For basic reasons as purchasing a property or letting your bankers know how much your property is worth, it is good to have your property revalued. This can also show potential buyers and investors how much they have to fish out to attain the property rights.
Property valuation is especially relevant to property investors who would like to know if they will be able to purchase a particular property within a particular period. Their ability to buy and sell is most important to most property investors.
Property valuation presents the equity of the property as at a particular time. This is the difference between the price paid for it and the current market value of the property which h is only determined by appraisal and valuation.
A lot of people value the building and land cost and use that to value a property. This method is called the cost approach. However the most commonly used is the market data approach. In this method surrounding properties that are similar are compared and through this the value is determined.
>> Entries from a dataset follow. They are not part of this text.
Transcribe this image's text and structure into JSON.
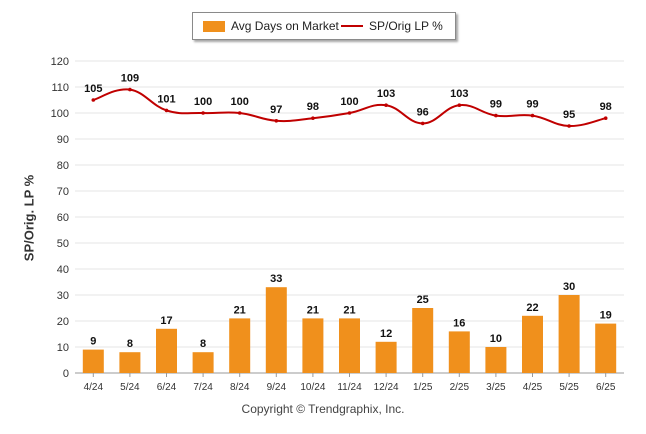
{
  "legend": {
    "bars_label": "Avg Days on Market",
    "line_label": "SP/Orig LP %"
  },
  "ylabel": "SP/Orig. LP %",
  "copyright": "Copyright © Trendgraphix, Inc.",
  "colors": {
    "bar": "#f0901c",
    "line": "#c00000",
    "grid": "#e6e6e6",
    "axis": "#999999"
  },
  "chart_data": {
    "type": "bar",
    "categories": [
      "4/24",
      "5/24",
      "6/24",
      "7/24",
      "8/24",
      "9/24",
      "10/24",
      "11/24",
      "12/24",
      "1/25",
      "2/25",
      "3/25",
      "4/25",
      "5/25",
      "6/25"
    ],
    "series": [
      {
        "name": "Avg Days on Market",
        "type": "bar",
        "values": [
          9,
          8,
          17,
          8,
          21,
          33,
          21,
          21,
          12,
          25,
          16,
          10,
          22,
          30,
          19
        ]
      },
      {
        "name": "SP/Orig LP %",
        "type": "line",
        "values": [
          105,
          109,
          101,
          100,
          100,
          97,
          98,
          100,
          103,
          96,
          103,
          99,
          99,
          95,
          98
        ]
      }
    ],
    "ylim": [
      0,
      120
    ],
    "yticks": [
      0,
      10,
      20,
      30,
      40,
      50,
      60,
      70,
      80,
      90,
      100,
      110,
      120
    ],
    "ylabel": "SP/Orig. LP %",
    "grid": true,
    "legend_position": "top-center"
  }
}
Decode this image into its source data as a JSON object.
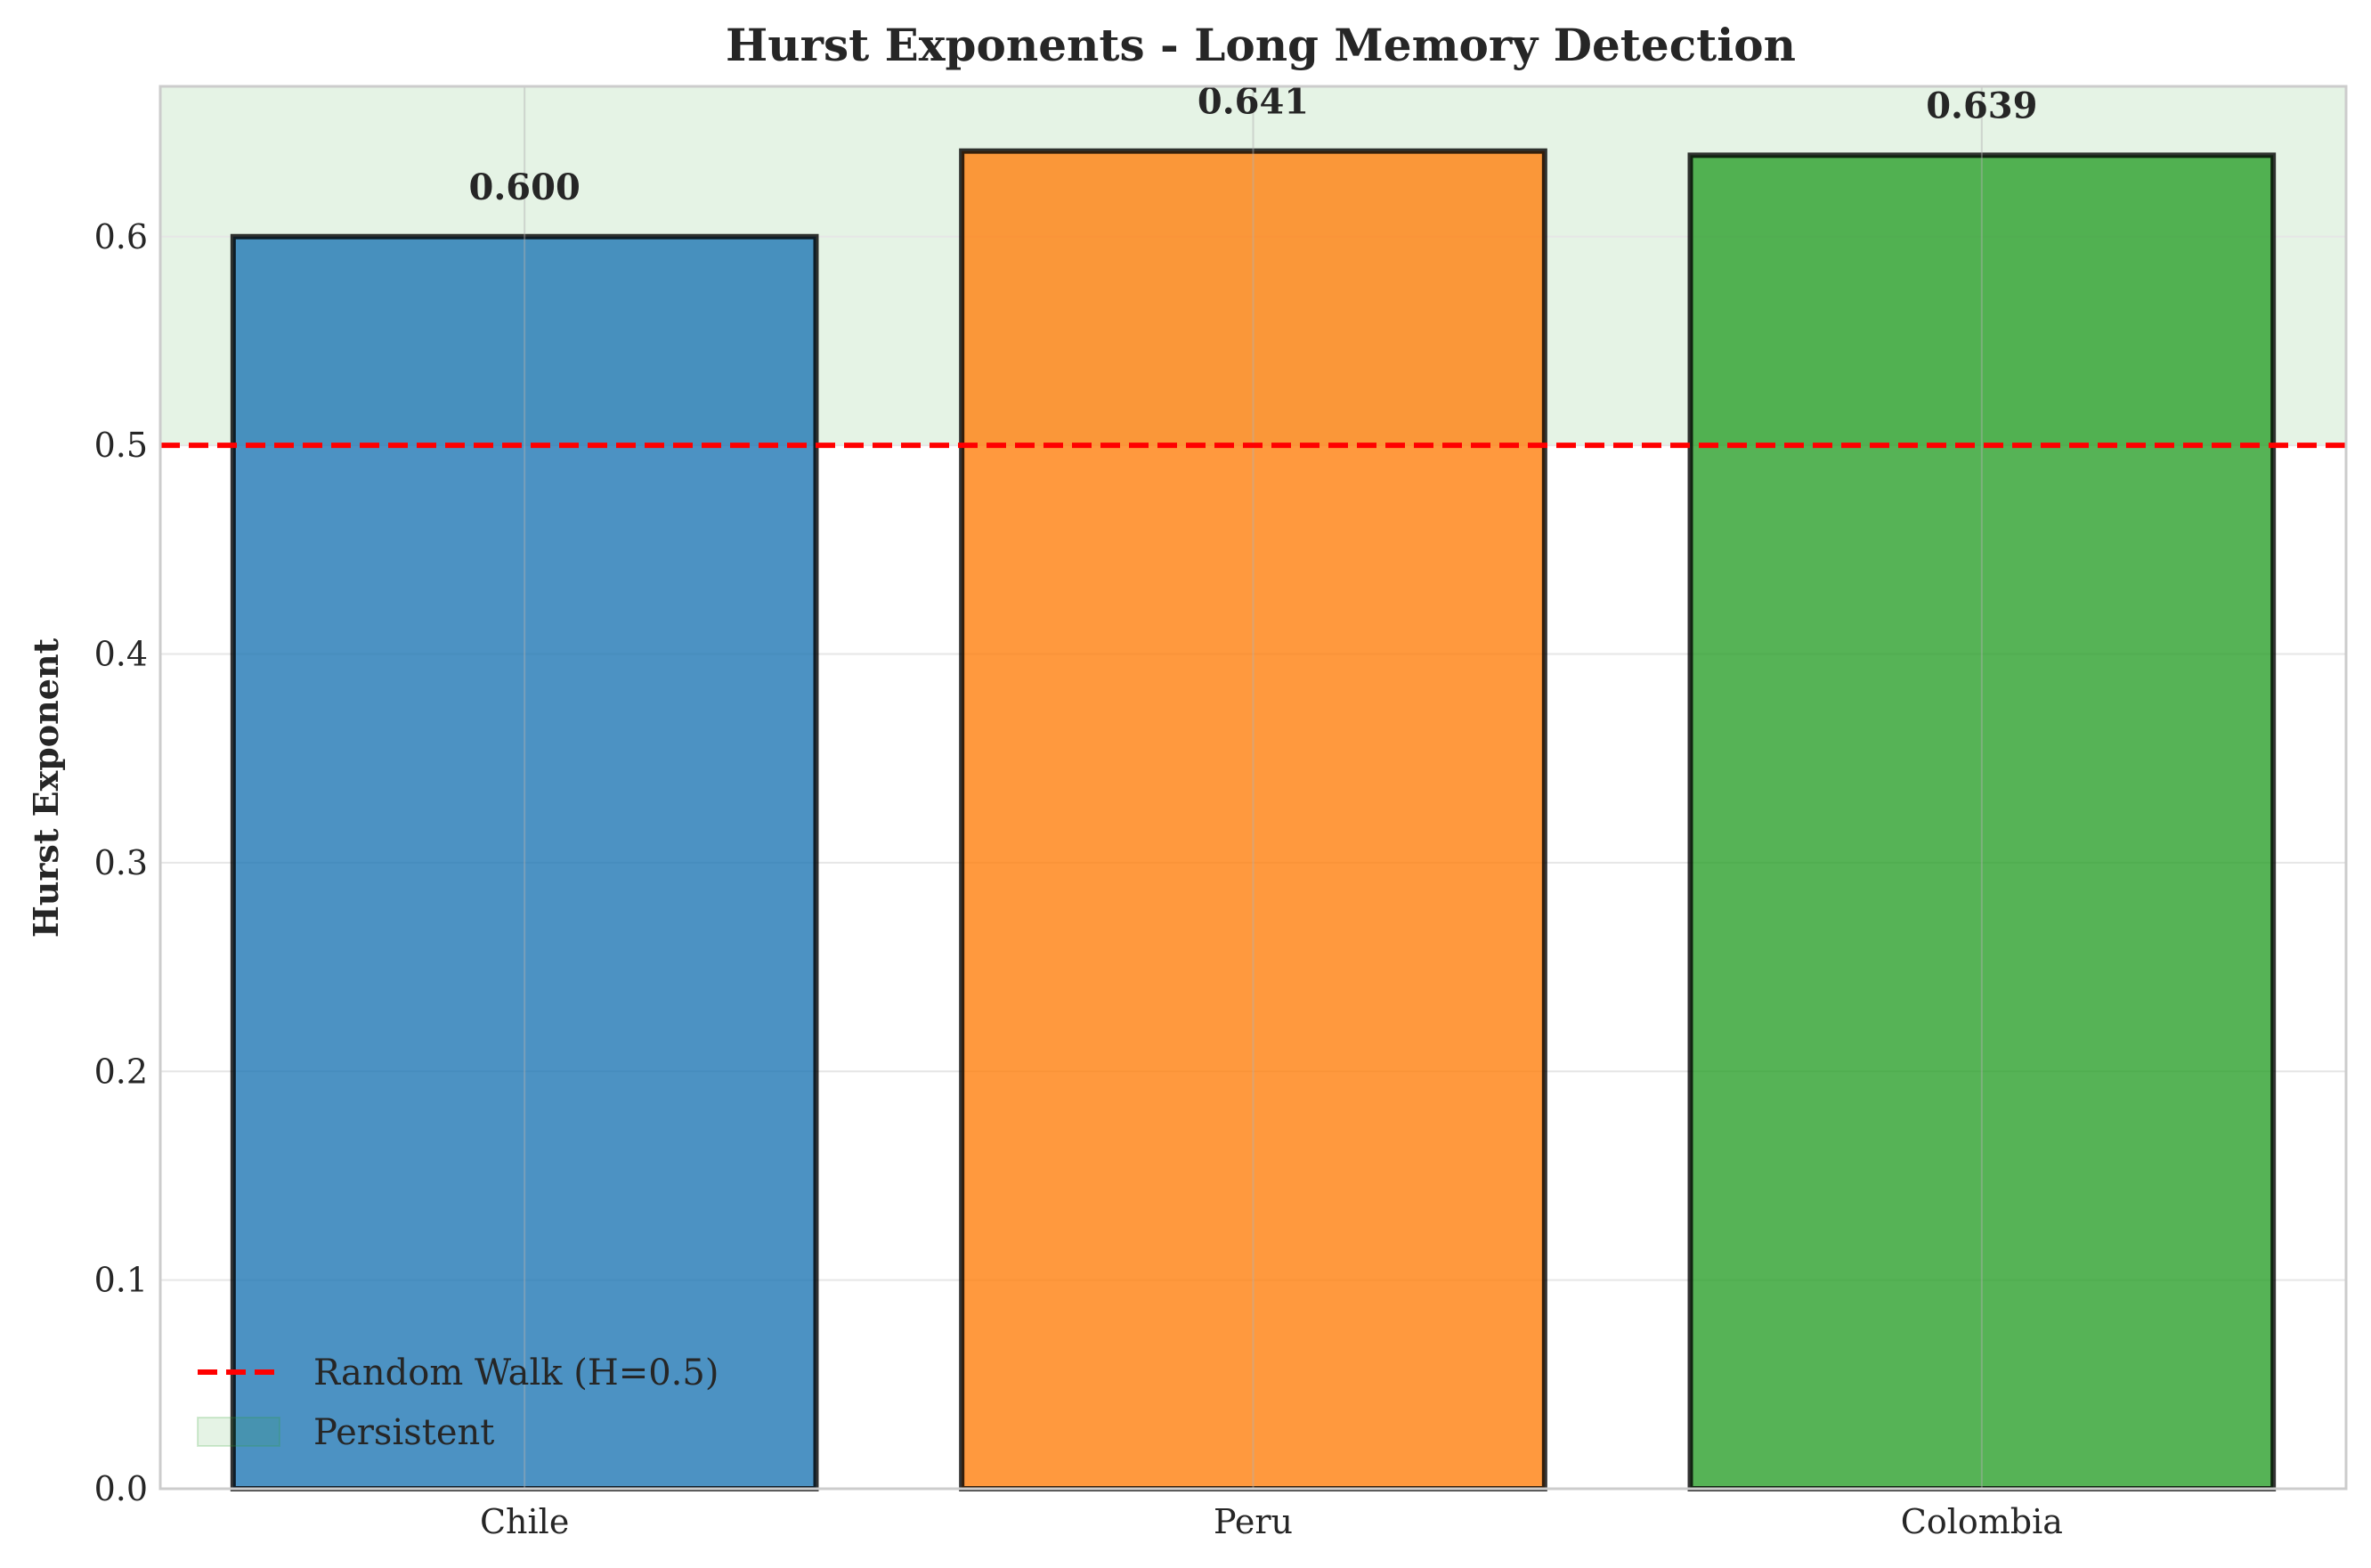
{
  "chart_data": {
    "type": "bar",
    "title": "Hurst Exponents - Long Memory Detection",
    "xlabel": "",
    "ylabel": "Hurst Exponent",
    "categories": [
      "Chile",
      "Peru",
      "Colombia"
    ],
    "values": [
      0.6,
      0.641,
      0.639
    ],
    "value_labels": [
      "0.600",
      "0.641",
      "0.639"
    ],
    "bar_colors": [
      "#1f77b4",
      "#ff7f0e",
      "#2ca02c"
    ],
    "ylim": [
      0,
      0.672
    ],
    "yticks": [
      0.0,
      0.1,
      0.2,
      0.3,
      0.4,
      0.5,
      0.6
    ],
    "ytick_labels": [
      "0.0",
      "0.1",
      "0.2",
      "0.3",
      "0.4",
      "0.5",
      "0.6"
    ],
    "grid": true,
    "reference_line": {
      "y": 0.5,
      "label": "Random Walk (H=0.5)",
      "color": "#ff0000",
      "style": "dashed"
    },
    "shaded_region": {
      "y_from": 0.5,
      "y_to": 0.672,
      "label": "Persistent",
      "color": "#2ca02c"
    },
    "legend_position": "lower-left"
  }
}
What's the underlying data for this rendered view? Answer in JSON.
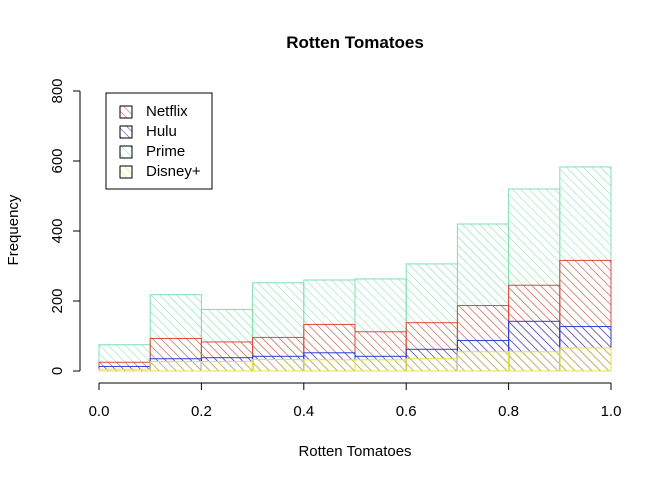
{
  "chart_data": {
    "type": "bar",
    "title": "Rotten Tomatoes",
    "xlabel": "Rotten Tomatoes",
    "ylabel": "Frequency",
    "xlim": [
      0,
      1
    ],
    "ylim": [
      0,
      800
    ],
    "x_ticks": [
      "0.0",
      "0.2",
      "0.4",
      "0.6",
      "0.8",
      "1.0"
    ],
    "y_ticks": [
      "0",
      "200",
      "400",
      "600",
      "800"
    ],
    "bins": [
      [
        0.0,
        0.1
      ],
      [
        0.1,
        0.2
      ],
      [
        0.2,
        0.3
      ],
      [
        0.3,
        0.4
      ],
      [
        0.4,
        0.5
      ],
      [
        0.5,
        0.6
      ],
      [
        0.6,
        0.7
      ],
      [
        0.7,
        0.8
      ],
      [
        0.8,
        0.9
      ],
      [
        0.9,
        1.0
      ]
    ],
    "legend_position": "top-left",
    "grid": false,
    "series": [
      {
        "name": "Prime",
        "color": "#7fdfb0",
        "values": [
          75,
          218,
          176,
          252,
          260,
          263,
          306,
          420,
          520,
          583
        ]
      },
      {
        "name": "Netflix",
        "color": "#e0463c",
        "values": [
          25,
          93,
          83,
          96,
          133,
          112,
          138,
          187,
          245,
          316
        ]
      },
      {
        "name": "Hulu",
        "color": "#2c3dd6",
        "values": [
          13,
          35,
          38,
          42,
          52,
          42,
          62,
          87,
          142,
          127
        ]
      },
      {
        "name": "Disney+",
        "color": "#e8e040",
        "values": [
          5,
          27,
          27,
          33,
          32,
          32,
          35,
          55,
          55,
          66
        ]
      }
    ],
    "legend": [
      "Netflix",
      "Hulu",
      "Prime",
      "Disney+"
    ]
  }
}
To show the investment worthiness of a property, investors prefer the investment or income approach which uses the cost paid for the property as a ratio of the income from that property to show the worthiness.
This effectively means the income that the property generates as compared to how much is spent on it. Investors can then determine how much they have to spend on the property and how much they can gain from the property and decide if it will be a quality investment.
The income approach shows the leverage and equity capabilities of a property. It also provides an easy way for an investor to look at the bottom line on the investment.